Potential infectiousness: PQ probably reduces potential infectiousness, based on: log(10) AUC (to day 43, relative decrease was 24.3 and 27.1%, one study (two comparisons), moderate quality evidence); and participants with gametocytes on day 8 (RR 0.62, 95% CI 0.51 to 0.76, four studies (five comparisons); moderate quality evidence).
Haemolytic anaemia: we do not know if PQ results in haemolytic anaemia as no study in this systematic review has examined this.
PQ in mass test and treat programmes
We found no trials that assessed this (Figure 1).
Overall completeness and applicability of evidence
The trials included in this systematic review are all the ones we identified that provide reliable evidence bearing on the main question: whether, and under what circumstances, does PQ reduce infectiousness sufficiently to reduce overall transmission in an area?
None of the trials that fulfilled the inclusion criteria addressed this question directly, so we cannot draw direct conclusions to answer the question. We can infer from the evidence that PQ does reduce gametocyte prevalence and density in treated individuals – including those treated with artemisinin-based drugs – and that PQ probably would reduce transmission in a population, used at an appropriate stage of malaria control. That stage cannot be predicted with the information available but we believe that it could be determined with specific trials, modelling studies, or both.

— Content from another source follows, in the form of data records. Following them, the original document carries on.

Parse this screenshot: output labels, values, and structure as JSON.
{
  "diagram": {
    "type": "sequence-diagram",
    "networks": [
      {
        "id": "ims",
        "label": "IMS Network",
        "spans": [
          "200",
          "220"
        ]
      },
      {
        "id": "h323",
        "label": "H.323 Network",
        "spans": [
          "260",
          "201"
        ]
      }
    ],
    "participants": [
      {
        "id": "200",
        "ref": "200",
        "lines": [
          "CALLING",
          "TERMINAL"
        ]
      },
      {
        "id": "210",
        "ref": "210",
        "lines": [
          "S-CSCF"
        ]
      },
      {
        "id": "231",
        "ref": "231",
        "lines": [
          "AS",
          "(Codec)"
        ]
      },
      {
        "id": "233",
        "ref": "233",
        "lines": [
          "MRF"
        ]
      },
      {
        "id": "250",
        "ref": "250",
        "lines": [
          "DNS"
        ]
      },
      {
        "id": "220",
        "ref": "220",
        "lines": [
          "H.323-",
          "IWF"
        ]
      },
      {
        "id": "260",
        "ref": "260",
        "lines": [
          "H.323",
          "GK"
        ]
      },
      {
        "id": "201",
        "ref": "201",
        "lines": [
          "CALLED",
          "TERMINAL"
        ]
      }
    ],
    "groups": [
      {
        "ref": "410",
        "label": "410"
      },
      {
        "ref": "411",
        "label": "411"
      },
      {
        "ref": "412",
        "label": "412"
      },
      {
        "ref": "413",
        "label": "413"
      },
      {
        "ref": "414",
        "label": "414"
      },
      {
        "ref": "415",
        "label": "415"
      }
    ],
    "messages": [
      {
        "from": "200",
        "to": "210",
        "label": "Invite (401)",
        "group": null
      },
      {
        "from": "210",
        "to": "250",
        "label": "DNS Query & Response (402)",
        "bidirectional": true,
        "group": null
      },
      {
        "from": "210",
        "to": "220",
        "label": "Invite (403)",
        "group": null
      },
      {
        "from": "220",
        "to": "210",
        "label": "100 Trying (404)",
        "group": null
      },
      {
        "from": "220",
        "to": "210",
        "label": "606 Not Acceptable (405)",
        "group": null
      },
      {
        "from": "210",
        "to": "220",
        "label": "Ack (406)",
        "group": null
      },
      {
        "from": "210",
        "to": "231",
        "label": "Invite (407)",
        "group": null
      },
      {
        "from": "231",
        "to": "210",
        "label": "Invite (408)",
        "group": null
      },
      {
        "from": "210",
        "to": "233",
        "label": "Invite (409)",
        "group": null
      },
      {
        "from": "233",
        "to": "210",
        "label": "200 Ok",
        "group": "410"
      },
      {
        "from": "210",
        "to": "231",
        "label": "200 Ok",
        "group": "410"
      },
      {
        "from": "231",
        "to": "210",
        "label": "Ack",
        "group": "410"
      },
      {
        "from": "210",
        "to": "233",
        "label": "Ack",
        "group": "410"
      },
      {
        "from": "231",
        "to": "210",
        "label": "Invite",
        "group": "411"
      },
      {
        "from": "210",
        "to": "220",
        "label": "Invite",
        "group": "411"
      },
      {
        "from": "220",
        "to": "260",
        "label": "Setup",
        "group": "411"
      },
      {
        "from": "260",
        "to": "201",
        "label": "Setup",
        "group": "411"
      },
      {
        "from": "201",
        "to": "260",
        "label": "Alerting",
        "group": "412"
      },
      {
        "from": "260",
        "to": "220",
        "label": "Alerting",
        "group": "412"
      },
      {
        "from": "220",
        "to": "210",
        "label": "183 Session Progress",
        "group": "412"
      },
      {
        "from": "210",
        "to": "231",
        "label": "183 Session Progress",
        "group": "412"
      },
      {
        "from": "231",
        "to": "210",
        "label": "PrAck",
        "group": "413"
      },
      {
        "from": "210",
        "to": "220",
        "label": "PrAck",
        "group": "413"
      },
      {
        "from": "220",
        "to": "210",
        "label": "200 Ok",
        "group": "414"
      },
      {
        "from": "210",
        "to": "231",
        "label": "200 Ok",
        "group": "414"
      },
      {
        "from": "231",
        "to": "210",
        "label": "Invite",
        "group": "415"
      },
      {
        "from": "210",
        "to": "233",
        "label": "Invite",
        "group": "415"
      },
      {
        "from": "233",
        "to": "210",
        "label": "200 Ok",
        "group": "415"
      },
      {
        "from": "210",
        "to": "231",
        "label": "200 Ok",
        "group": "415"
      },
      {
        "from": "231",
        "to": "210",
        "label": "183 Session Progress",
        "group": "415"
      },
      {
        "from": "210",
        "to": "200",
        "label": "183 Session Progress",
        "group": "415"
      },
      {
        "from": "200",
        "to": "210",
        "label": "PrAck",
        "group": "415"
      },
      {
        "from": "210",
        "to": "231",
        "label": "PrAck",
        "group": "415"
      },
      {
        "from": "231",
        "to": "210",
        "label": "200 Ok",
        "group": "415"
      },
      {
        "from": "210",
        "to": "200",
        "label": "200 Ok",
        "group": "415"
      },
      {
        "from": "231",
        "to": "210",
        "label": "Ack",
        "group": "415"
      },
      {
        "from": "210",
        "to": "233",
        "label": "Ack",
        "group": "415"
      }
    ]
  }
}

Four studies not included in this review (Doi 1989, Hii 1987, Kaneko 1989, Shekalaghe 2011) did attempt to measure the effect of PQ on transmission but were excluded because they did not provide reliable evidence (even though they are frequently cited as evidence for PQ reducing transmission). They were excluded because of concurrent interventions that might have contributed to the results reported; or because they did not compare treatment with and without PQ; or were too small (including only one cluster per treatment). The table of Characteristics of excluded studies specifies the reasons each was excluded.
Only one small trial included in this review (Chen 1994) (nine participants per arm) measured infectiousness of participants to mosquitoes directly, and reported marked effects. All other trials used proxy measures such as gametocyte prevalence and density, duration of gametocyte carriage, or the combined measure of AUC. While there is a relationship between measures of gametocyte prevalence/density and infectiousness, this is not well defined and the proxy measures do not give a quantitative estimate of the absolute infectiousness of individuals. An analysis using a modelled relationship between gametocyte density and infectiousness, such as that done by Barnes 2005 and Barnes 2008, is required to adequately estimate a reduction in infectiousness from the effect on individuals.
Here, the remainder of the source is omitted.